"This is why I eat your strawberries, Mama!"
If you follow me on Twitter, you know that I've recently been having trouble keeping a certain varmint out of my strawberry patch. That varmint is an 84-pound, strawberry-loving greyhound:
Gravy freaking LOVES strawberries. Now let's face it, he's a dog - he will pretty much eat anything (only exceptions we've encountered to this rule are spinach leaves and snow peas), and he loves fresh veggies, but he seems to have an insatiable appetite for strawberries. He takes after his mama in this regard, (I could seriously eat a bowl of strawberries 2-3 times a day, every day) however, this is one trait of mine I wish he didn't have!
I'm kind of an accidental strawberry farmer. I have a notoriously brown thumb. When you forget to water plants, they tend to die. (See my yard, all of it.) In 2010 though, I became obsessed with the idea of growing my own veggies. Wouldn't it be nice to be able to walk out into the yard and harvest our dinner moments before we ate it? So Larry and I built a little square foot garden:
I planted bell peppers, cucumbers, tomatoes, zucchini, carrots, and lettuce. When I saw the little strawberry plants at Home Depot, I couldn't resist. I bought 4 plants and plopped those in my garden, too. I sort of knew that strawberries were perennials and figured if I didn't kill them that first year, I would just dig them up and relocate them the next year. I disregarded the instructions that you're supposed to plant strawberries in mounds. (I've also since learned that you should put down a layer of straw/stones to protect the fruit. This makes sense because I've had a lot of strawberries that sit in the wet soil end up rotting from the dampness before I can pick them.)
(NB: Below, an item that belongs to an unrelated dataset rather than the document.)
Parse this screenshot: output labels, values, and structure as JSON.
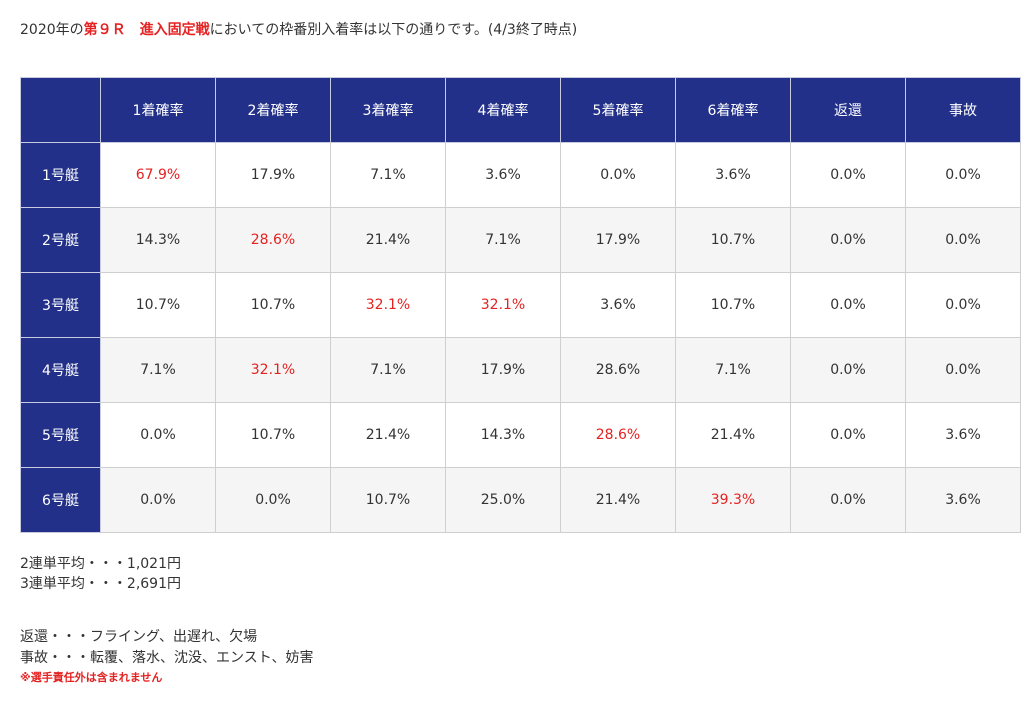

I guess what I'm saying is, strawberries don't belong in veggie gardens. Oops:
Anyway, my veggie plants grew and grew that year... (Especially the jerk zucchini which grew to humongous proportions and killed the neighboring plants.)
Give me a few months and I can ruin just about anything!
There were a few surviving plants that produced a few veggies, but here's who ate the fruits of our labor:
1. Squirrels (bastards took one bite out of every singe tomato!), 2. Raccoons, 3. Birds, 4. Bugs, 5. Gravy. Notice something missing from that list? Me. Arrrrghhhhh!
I think this was the extent of what I got out of the garden that year: one pathetic-looking cucumber and a few lettuce leaves. Perhaps a few zukes.
I did harvest a whole pile of stunted carrots, but they accidently got thrown away:The next year, I said screw gardening. Why grow all that stuff just so the critters could eat it? We got our produce from the Farmers Market that year, and my once-cute little garden fell into disrepair. However, the strawberries were taking over. What started as four little plants was now this:
As it turns out, strawberries reproduce by growing runners. Baby plants can pop up anywhere. Digging up and relocating those once-compact little plants that are now crazy sprawling vines would be impossible. So I decided that that the veggie garden was now an accidental strawberry patch. Fine by me.
Larry and I began building an enclosure to keep the crits out of my shit garden, but while we dilly-dallied around trying to build the damn thing, Gravy ate all the strawberries. The little wire fence I put around the garden did not stop him - he just reached his pointy head and long giraffe neck right through, snarfed up all the strawberries, and ran back into the house licking his chops. Jerk.
I was pretty much done with the whole gardening thing this year. So imagine my surprise when I checked on the remains of the garden this spring and found this:
Evidently, strawberries thrive under neglect!
The progression of the garden through the years:
But back to the strawberries:
Every day or two I get a harvest like this: (Gravy eats an equal amount. He eats them right through the bird netting I put up to keep him out, and as an added bonus, flosses his teeth at the same time!)
It certainly isn't enough to bake with, but it's nice to have a handful of homegrown, just-picked strawberries with my breakfast/lunch each day. It also just goes to show that you'd need a lot of square footage to have a strawberry patch capable of producing a real bumper crop of strawberries.
The sad news is that strawberry plants are supposed to be replaced after three years. This is year three. Wop wop.
A more fruitful option? Next week I'm going to head to a local U-pick farm. They grow, I pick, I eat.
(I won't be bringing Gravy with me!)
2 comments:
Ok, seriously? We both posted about accidental strawberries today? Insane :)
How did you ever get your pup to balance a strawberry on his nose like that? Your garden is so lovely! And those strawberries look so good! I can't wait to see what else you get out of it.